Dia menambahkan bahwa pihak berwenang harus menutup kamp-kamp interniran yang ada, mencabut pembatasan kebebasan bergerak dan bekerja sama dengan penyelidik dan jaksa internasional sehingga mereka yang bertanggung jawab dapat dimintai pertanggungjawaban.
“Pada tahap ini, pembicaraan mengenai repatriasi adalah hoax. Myanmar ingin dunia percaya bahwa mereka tidak melakukan kesalahan apa pun dan menyambut kedatangan warga Rohingya dengan tangan terbuka. Kenyataannya buruk sekali,” katanya.
“Setiap pemulangan harus dilakukan secara sukarela, aman dan bermartabat, dan Myanmar tidak siap menawarkan semua itu.”
Aung Tun Thet, kepala koordinator Union Enterprise for Humanitarian Assistance, Resettlement and Development di Rakhine, mengatakan kepada The Nation kemarin bahwa Myanmar telah membuka pintu bagi pengungsi yang kembali.
“Bangladesh dan beberapa organisasi internasional telah lama menuduh kami atas sikap kami terhadap Rohingya. Tidak aneh karena mereka selalu mengandalkan serangan politik seperti itu,” ujarnya.
“Tidak peduli seberapa keras kami berusaha menjamin perdamaian dan stabilitas di Negara Bagian Rakhine, mereka akan terus melakukan pembicaraan seperti ini.

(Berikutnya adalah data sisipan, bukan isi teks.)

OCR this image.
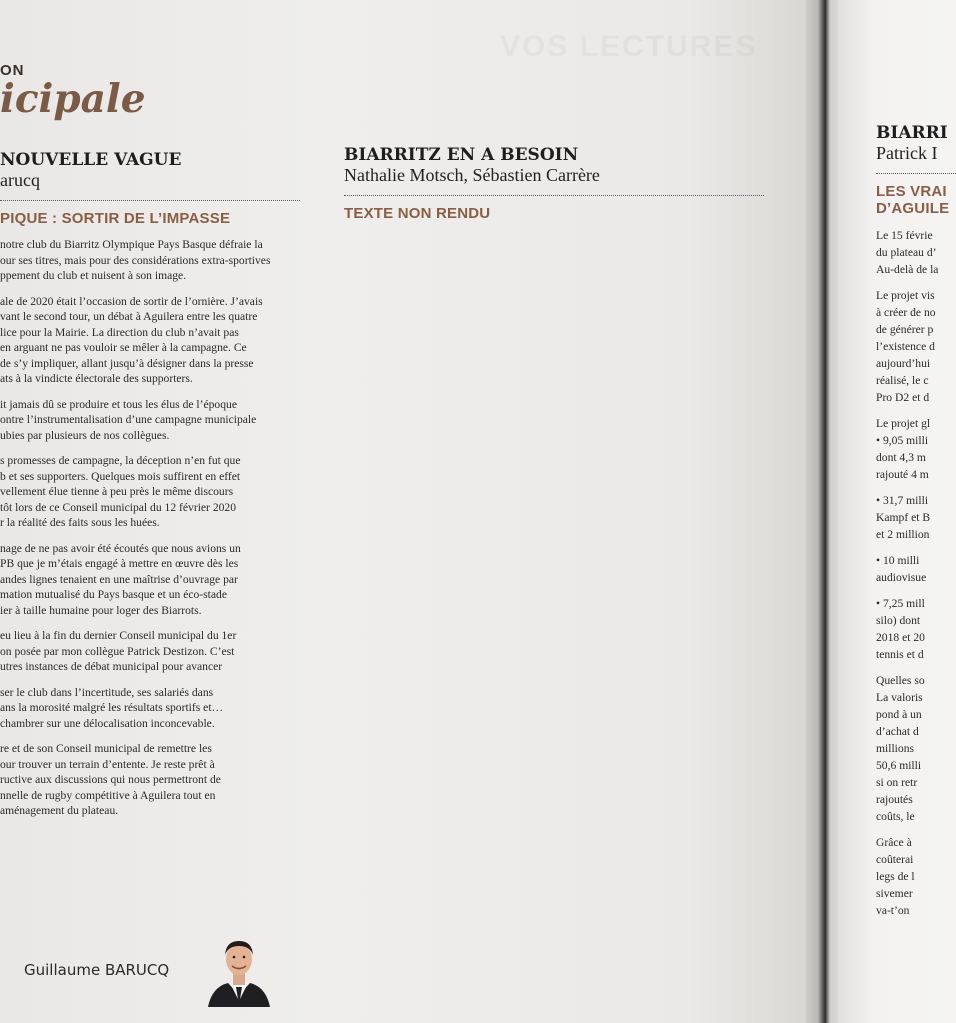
VOS LECTURES
ON
icipale
NOUVELLE VAGUE
arucq
PIQUE : SORTIR DE L’IMPASSE

notre club du Biarritz Olympique Pays Basque défraie la
our ses titres, mais pour des considérations extra-sportives
ppement du club et nuisent à son image.

ale de 2020 était l’occasion de sortir de l’ornière. J’avais
vant le second tour, un débat à Aguilera entre les quatre
lice pour la Mairie. La direction du club n’avait pas
en arguant ne pas vouloir se mêler à la campagne. Ce
de s’y impliquer, allant jusqu’à désigner dans la presse
ats à la vindicte électorale des supporters.

it jamais dû se produire et tous les élus de l’époque
ontre l’instrumentalisation d’une campagne municipale
ubies par plusieurs de nos collègues.

s promesses de campagne, la déception n’en fut que
b et ses supporters. Quelques mois suffirent en effet
vellement élue tienne à peu près le même discours
tôt lors de ce Conseil municipal du 12 février 2020
r la réalité des faits sous les huées.

nage de ne pas avoir été écoutés que nous avions un
PB que je m’étais engagé à mettre en œuvre dès les
andes lignes tenaient en une maîtrise d’ouvrage par
mation mutualisé du Pays basque et un éco-stade
ier à taille humaine pour loger des Biarrots.

eu lieu à la fin du dernier Conseil municipal du 1er
on posée par mon collègue Patrick Destizon. C’est
utres instances de débat municipal pour avancer

ser le club dans l’incertitude, ses salariés dans
ans la morosité malgré les résultats sportifs et…
chambrer sur une délocalisation inconcevable.

re et de son Conseil municipal de remettre les
our trouver un terrain d’entente. Je reste prêt à
ructive aux discussions qui nous permettront de
nnelle de rugby compétitive à Aguilera tout en
aménagement du plateau.

Guillaume BARUCQ
BIARRITZ EN A BESOIN
Nathalie Motsch, Sébastien Carrère
TEXTE NON RENDU
BIARRI
Patrick I
LES VRAI
D’AGUILE

Le 15 févrie
du plateau d’
Au-delà de la

Le projet vis
à créer de no
de générer p
l’existence d
aujourd’hui
réalisé, le c
Pro D2 et d

Le projet gl
• 9,05 milli
dont 4,3 m
rajouté 4 m

• 31,7 milli
Kampf et B
et 2 million

• 10 milli
audiovisue

• 7,25 mill
silo) dont
2018 et 20
tennis et d

Quelles so
La valoris
pond à un
d’achat d
millions
50,6 milli
si on retr
rajoutés
coûts, le

Grâce à
coûterai
legs de l
sivemer
va-t’on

Jadi, kami tidak peduli apa yang mereka bicarakan, yang benar-benar kami pedulikan adalah menemukan cara terbaik untuk menyambut kembali para pengungsi yang kembali.”
Menurut laporan yang bocor baru-baru ini yang dilakukan bersama oleh Myanmar dan Asean, negara tersebut menargetkan menerima antara 500.000 hingga 740.000 pengungsi dalam waktu dua tahun.
Ketika ditanya apakah ini merupakan target yang ambisius, Aung Tun Thet berkata: “Ini berasal dari penelitian sistematis, dan kami semua berusaha memperlancar keseluruhan prosesnya. Kami tidak melihat alasan untuk berasumsi bahwa hal ini tidak mungkin.”
“Tetapi hal ini sepenuhnya bergantung pada mereka yang kembali. Kami telah menciptakan lingkungan yang lebih baik bagi mereka, yang menjamin peluang kerja tertentu setelah mereka kembali. Sekarang terserah mereka apakah mereka akan kembali menjalani kehidupan yang lebih baik,” ujarnya.